TDA2: The same algorithm runs slower on the DSP(c66x) of TDA2X than on the DSP(c674x) of DM8148

Hi Liuke,

There are couple aspects which can affect the execution behavior:

1. Location of where the code and data buffers are placed.
2. Cache settings between the two setups.
3. Are you running this multiple times and then comparing the average execution time? This will basically ensure the first time access (cache miss) penalty is considered and averaged out.

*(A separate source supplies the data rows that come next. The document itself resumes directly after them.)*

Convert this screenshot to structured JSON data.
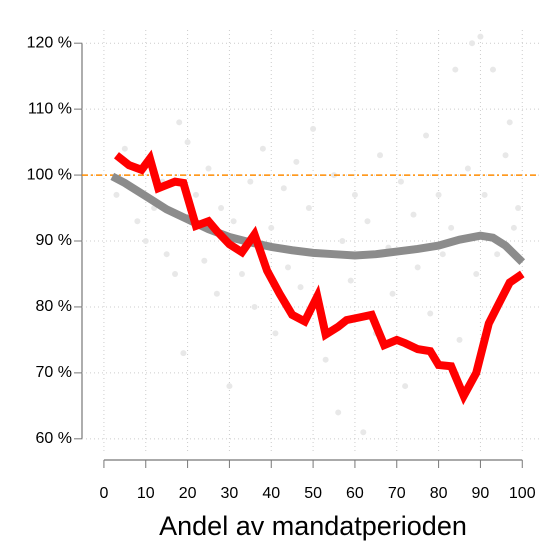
{
  "chart_data": {
    "type": "line",
    "xlabel": "Andel av mandatperioden",
    "xlim": [
      -5,
      104
    ],
    "ylim": [
      58,
      122
    ],
    "xticks": [
      0,
      10,
      20,
      30,
      40,
      50,
      60,
      70,
      80,
      90,
      100
    ],
    "yticks": [
      {
        "value": 60,
        "label": "60 %"
      },
      {
        "value": 70,
        "label": "70 %"
      },
      {
        "value": 80,
        "label": "80 %"
      },
      {
        "value": 90,
        "label": "90 %"
      },
      {
        "value": 100,
        "label": "100 %"
      },
      {
        "value": 110,
        "label": "110 %"
      },
      {
        "value": 120,
        "label": "120 %"
      }
    ],
    "grid": true,
    "hline": {
      "value": 100,
      "color": "#ff8c00"
    },
    "series": [
      {
        "type": "scatter",
        "color": "#e8e8e8",
        "x": [
          3,
          5,
          8,
          10,
          12,
          14,
          15,
          17,
          18,
          19,
          20,
          22,
          24,
          25,
          27,
          28,
          30,
          31,
          33,
          35,
          36,
          38,
          40,
          41,
          43,
          44,
          46,
          47,
          49,
          50,
          52,
          53,
          55,
          56,
          57,
          59,
          60,
          62,
          63,
          65,
          66,
          68,
          69,
          71,
          72,
          74,
          75,
          77,
          78,
          80,
          81,
          83,
          84,
          85,
          87,
          88,
          89,
          90,
          91,
          93,
          94,
          96,
          97,
          98,
          99
        ],
        "values": [
          97,
          104,
          93,
          90,
          95,
          99,
          88,
          85,
          108,
          73,
          105,
          97,
          87,
          101,
          82,
          95,
          68,
          93,
          85,
          99,
          80,
          104,
          92,
          76,
          98,
          86,
          102,
          83,
          95,
          107,
          88,
          72,
          100,
          64,
          90,
          84,
          97,
          61,
          93,
          76,
          103,
          89,
          82,
          99,
          68,
          94,
          86,
          106,
          79,
          97,
          88,
          92,
          116,
          75,
          101,
          120,
          85,
          121,
          97,
          116,
          88,
          103,
          108,
          92,
          95
        ]
      },
      {
        "type": "line",
        "color": "#8c8c8c",
        "width": 8,
        "x": [
          2,
          5,
          10,
          15,
          20,
          25,
          30,
          35,
          40,
          45,
          50,
          55,
          60,
          65,
          70,
          75,
          80,
          85,
          90,
          93,
          96,
          100
        ],
        "values": [
          99.8,
          98.8,
          96.8,
          94.8,
          93.3,
          91.8,
          90.6,
          89.8,
          89.1,
          88.6,
          88.2,
          88,
          87.8,
          88,
          88.4,
          88.8,
          89.3,
          90.2,
          90.8,
          90.5,
          89.3,
          86.8
        ]
      },
      {
        "type": "line",
        "color": "#ff0000",
        "width": 8,
        "x": [
          3,
          6,
          9,
          11,
          13,
          15,
          17,
          19,
          22,
          25,
          27,
          30,
          33,
          36,
          39,
          42,
          45,
          48,
          51,
          53,
          56,
          58,
          61,
          64,
          67,
          70,
          72,
          75,
          78,
          80,
          83,
          86,
          89,
          92,
          94,
          97,
          100
        ],
        "values": [
          103,
          101.5,
          100.8,
          102.5,
          98,
          98.5,
          99,
          98.8,
          92.3,
          93,
          91.5,
          89.5,
          88.3,
          91,
          85.5,
          82,
          78.8,
          77.8,
          81.6,
          75.8,
          77,
          78,
          78.4,
          78.8,
          74.2,
          75,
          74.5,
          73.6,
          73.3,
          71.2,
          71,
          66.5,
          70,
          77.5,
          80,
          83.7,
          85
        ]
      }
    ]
  }
}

Can you please check these aspects?

Also how much difference do you see with respect to the excution time?

Thanks and Regards,
Piyali

Hi Piyali,
Thank you very much for your response
1.Our code and data are placed in DDR, we tried to put the code segmemt in L2, but it didn't work.
2.We didn't change the cache setting(we don't know how to change to cache setting in vision sdk...).
3.The test result is the average time, it shows that dm8148 consume 14ms and tda2x consume 18ms for the same code run on each dsp.

Hi Liuke,

The cache setting in the Vision SDK happens in vision_sdk/links_fw/src/rtos/bios_app_common/tda2xx/cfg/DSP_common.cfg

var Cache = xdc.useModule('ti.sysbios.family.c66.Cache');
Cache.initSize.l1pSize = Cache.L1Size_32K;
Cache.initSize.l1dSize = Cache.L1Size_32K;
Cache.initSize.l2Size = Cache.L2Size_32K;

Since you seem to be using BIOS, are you making sure you are measuring the time by keeping the piece of code as part of a critical section to disallow any interrupts/task switches to happen in between?

Thanks and Regards,

Piyali

Hi Piyali Goswami

We really appreciate your help,we want to ask one more question, how to disallow interrupts/task switches in vision sdk?

Thanks and Regards,
Liuke

Hi Piyali Goswami
Thank your for your help,we disallow interrupts/task switches but the test result is still the same.We run the same algorithm on C6678,1GHZ -O3 optimize ,code in L2, data in L3 RAM and the algorithm consumes 12.6ms. But the same algorithm runs on dm8148's dsp which is 750MHZ it only consumes 14ms.It shows that the c674x has better proformance than c66x if running on the same frequence. Coud you give us some advise on how to get the reason for this? Is there something wrong with my config?

Below is our test record:
1 [C6678, 1000MHZ，-O3，code L2 RAM,data L3 RAM]: 12.6ms
2 [TDA2X-C66x，750MHZ，-O3，code L2 RAM,data DDR-533MHZ]: 17.5ms
3 [TDA2X-C66x，600MHZ，-O3，code L2 RAM,data DDR-533MHZ]: 21.8ms
4 [DM8148-C674X,750MHZ，-O3，code DDR-533MHZ,data DDR-533MHZ]:14ms

Thanks and Regards,
Liuke

Hi,

Both DSPs instruction set is slightly different. So it is not guaranteed to produce identical machine code by compiler for both DSP versions. As a first doubt can you please check/compare the software pipeline information (generated by compiler) of inner most loop of your test code? That will tell whether core loop is scheduled identically or differently.  

Regards

Deepak Poddar

Hi Deepak Poddar:

Thanks for your help. We have compared the.se66 files and se674 files generated by the compiler. The pipeline information of the software is found to be the same. We found that the instructions were different, but we didn't know much about them. Because of the algorithm code provided by our customers, we can not optimize it by changing the code structure. Can you give us some suggestions to find out the reasons? In some specific code, the performance of C66X is worse than that of C674X?

Hi,

It is difficult to tell the exact reason unless we compile the code and run the code to analyze each portion carefully.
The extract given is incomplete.